Met het bereiken van de pensioengerechtigde leeftijd is de crimineel niet meer verplicht voor justitie te werken. Vandaar dat ik iedere middag kaart met de blowende elite. In de sociëteit. Ik behoor tot het neusje van de klaverjaszalm.
Evenals in de vrije maatschappij bestaat in de ‘soos’ een hiërarchie die in een middeleeuwse hofhouding niet zou hebben misstaan. De rangschikking van de kaarttafels is het beschrijven waard. Klaverjassen, of ‘kraken’ is een blanke aangelegenheid. Buitenlanders, allochtonen en Hollandse negers kennen het spel niet, junks spelen niet mee.

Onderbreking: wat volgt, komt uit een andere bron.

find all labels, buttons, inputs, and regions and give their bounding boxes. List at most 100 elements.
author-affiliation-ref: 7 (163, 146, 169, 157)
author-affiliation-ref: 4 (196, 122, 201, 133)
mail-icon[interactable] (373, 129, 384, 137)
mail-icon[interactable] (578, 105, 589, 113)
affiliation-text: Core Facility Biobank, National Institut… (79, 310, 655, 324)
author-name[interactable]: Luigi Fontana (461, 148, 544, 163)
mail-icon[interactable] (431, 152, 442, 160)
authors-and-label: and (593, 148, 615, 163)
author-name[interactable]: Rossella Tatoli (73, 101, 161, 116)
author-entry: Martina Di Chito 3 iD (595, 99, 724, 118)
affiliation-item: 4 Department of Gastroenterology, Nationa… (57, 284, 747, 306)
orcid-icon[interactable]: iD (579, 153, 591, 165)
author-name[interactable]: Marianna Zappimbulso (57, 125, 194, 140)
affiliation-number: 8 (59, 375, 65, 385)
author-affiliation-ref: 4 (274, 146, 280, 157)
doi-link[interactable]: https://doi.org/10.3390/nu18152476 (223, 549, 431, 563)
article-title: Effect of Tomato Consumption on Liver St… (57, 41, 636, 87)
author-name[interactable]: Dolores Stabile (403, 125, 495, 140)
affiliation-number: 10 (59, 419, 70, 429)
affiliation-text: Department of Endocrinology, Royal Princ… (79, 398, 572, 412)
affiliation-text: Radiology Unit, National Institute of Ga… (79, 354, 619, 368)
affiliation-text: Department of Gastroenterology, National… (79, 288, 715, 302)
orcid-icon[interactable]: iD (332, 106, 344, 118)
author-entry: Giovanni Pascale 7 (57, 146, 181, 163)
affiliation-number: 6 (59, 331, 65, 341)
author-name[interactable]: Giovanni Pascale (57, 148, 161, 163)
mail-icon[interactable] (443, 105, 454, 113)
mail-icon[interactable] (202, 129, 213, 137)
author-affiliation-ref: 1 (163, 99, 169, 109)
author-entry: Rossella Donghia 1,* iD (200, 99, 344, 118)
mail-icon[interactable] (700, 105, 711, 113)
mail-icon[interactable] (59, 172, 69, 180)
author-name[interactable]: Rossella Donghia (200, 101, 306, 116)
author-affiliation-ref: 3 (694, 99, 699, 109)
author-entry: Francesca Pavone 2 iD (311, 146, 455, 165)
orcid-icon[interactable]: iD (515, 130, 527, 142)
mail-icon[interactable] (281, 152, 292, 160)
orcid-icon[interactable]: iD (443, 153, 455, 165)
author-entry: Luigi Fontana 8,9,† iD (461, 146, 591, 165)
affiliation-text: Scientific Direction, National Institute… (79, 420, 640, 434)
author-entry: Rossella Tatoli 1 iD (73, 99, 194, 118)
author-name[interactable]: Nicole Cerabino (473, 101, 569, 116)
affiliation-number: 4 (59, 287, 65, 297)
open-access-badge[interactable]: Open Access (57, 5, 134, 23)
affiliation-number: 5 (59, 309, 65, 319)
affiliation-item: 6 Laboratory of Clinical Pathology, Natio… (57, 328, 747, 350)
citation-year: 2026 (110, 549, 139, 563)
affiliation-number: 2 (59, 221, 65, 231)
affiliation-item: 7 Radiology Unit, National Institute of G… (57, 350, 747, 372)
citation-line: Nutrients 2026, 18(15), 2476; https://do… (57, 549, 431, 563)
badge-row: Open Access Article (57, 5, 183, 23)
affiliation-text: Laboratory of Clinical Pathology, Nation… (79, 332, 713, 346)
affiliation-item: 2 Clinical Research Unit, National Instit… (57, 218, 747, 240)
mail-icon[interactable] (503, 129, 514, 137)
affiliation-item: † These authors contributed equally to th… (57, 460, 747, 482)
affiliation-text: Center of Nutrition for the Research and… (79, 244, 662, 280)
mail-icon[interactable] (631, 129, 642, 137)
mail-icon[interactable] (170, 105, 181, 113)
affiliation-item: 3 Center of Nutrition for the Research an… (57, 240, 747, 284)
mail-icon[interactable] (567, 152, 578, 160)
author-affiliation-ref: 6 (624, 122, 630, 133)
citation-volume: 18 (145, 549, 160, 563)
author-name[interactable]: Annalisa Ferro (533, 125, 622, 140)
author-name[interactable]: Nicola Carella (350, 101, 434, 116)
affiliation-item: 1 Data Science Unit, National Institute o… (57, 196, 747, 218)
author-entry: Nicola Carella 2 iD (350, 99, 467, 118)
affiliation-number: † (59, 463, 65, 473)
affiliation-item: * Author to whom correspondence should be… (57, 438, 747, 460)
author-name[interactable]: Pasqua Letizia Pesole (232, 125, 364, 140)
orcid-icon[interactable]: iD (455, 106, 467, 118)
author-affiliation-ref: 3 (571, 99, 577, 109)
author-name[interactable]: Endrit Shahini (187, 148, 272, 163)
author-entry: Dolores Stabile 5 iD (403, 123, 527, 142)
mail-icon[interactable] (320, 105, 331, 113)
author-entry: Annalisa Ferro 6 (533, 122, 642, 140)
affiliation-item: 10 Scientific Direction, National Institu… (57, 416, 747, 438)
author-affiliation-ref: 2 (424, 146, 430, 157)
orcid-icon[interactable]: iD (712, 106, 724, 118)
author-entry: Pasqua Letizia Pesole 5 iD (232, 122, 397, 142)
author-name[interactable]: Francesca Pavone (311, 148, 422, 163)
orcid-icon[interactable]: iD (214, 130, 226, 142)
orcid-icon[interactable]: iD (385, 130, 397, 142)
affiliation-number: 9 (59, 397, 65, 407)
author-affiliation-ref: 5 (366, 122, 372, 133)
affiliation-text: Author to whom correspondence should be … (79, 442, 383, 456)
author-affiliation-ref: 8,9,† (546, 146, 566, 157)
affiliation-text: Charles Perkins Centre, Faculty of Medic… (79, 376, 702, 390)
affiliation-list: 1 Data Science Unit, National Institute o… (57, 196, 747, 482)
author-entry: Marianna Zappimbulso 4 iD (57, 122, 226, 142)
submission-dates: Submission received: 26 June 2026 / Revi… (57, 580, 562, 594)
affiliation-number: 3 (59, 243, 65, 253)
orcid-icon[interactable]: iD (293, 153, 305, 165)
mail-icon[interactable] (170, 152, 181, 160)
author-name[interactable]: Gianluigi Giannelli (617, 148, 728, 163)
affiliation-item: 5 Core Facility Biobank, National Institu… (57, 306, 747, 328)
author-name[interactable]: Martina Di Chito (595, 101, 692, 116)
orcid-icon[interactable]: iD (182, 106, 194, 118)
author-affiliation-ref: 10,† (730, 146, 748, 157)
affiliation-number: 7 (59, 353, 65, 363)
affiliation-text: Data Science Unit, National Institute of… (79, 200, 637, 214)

Criminelen die het spel onvoldoende beheersen of vanwege afwijkend bajesgedrag buiten de boot vallen, moeten genoegen nemen met een tafel in de buurt van de ingang, waar de bewakers zitten. Er is een A-tafel, een B- en een C-tafel, en een tafel voor beginners. We spelen voor spek en bonen, voor de eer. In de bajes om geld kaarten is om moord en doodslag vragen. Louter ter ontspanning proberen wij elkaar te belazeren. Omdat wij dagelijks met elkaar spelen, is iedereen van andermans slinkse streken op de hoogte. Daarom is het meestal toch de man met het beste blad die wint. Om onze tafel hangt altijd een kliek geïnteresseerde kijkers. ‘Gebruikers’ worden ze genoemd. Junks, niet zozeer op het spel gespitst als wel op de joint die circuleert. Aasvreters, ze lachen vals instemmend bij iedere geslaagde rotstreek, halen koffie of frisdrank voor de spelers en krijgen dan zelf ook een blikje. Ondertussen houden die hovelingen de joint van de big spender scherp in het oog, want hij is het die, als niemand zin meer heeft in dat laatste trekje, met vorstelijke allure die afgesabbelde peuk naar de hyena schuift, die het luidst om hem heeft gelachen.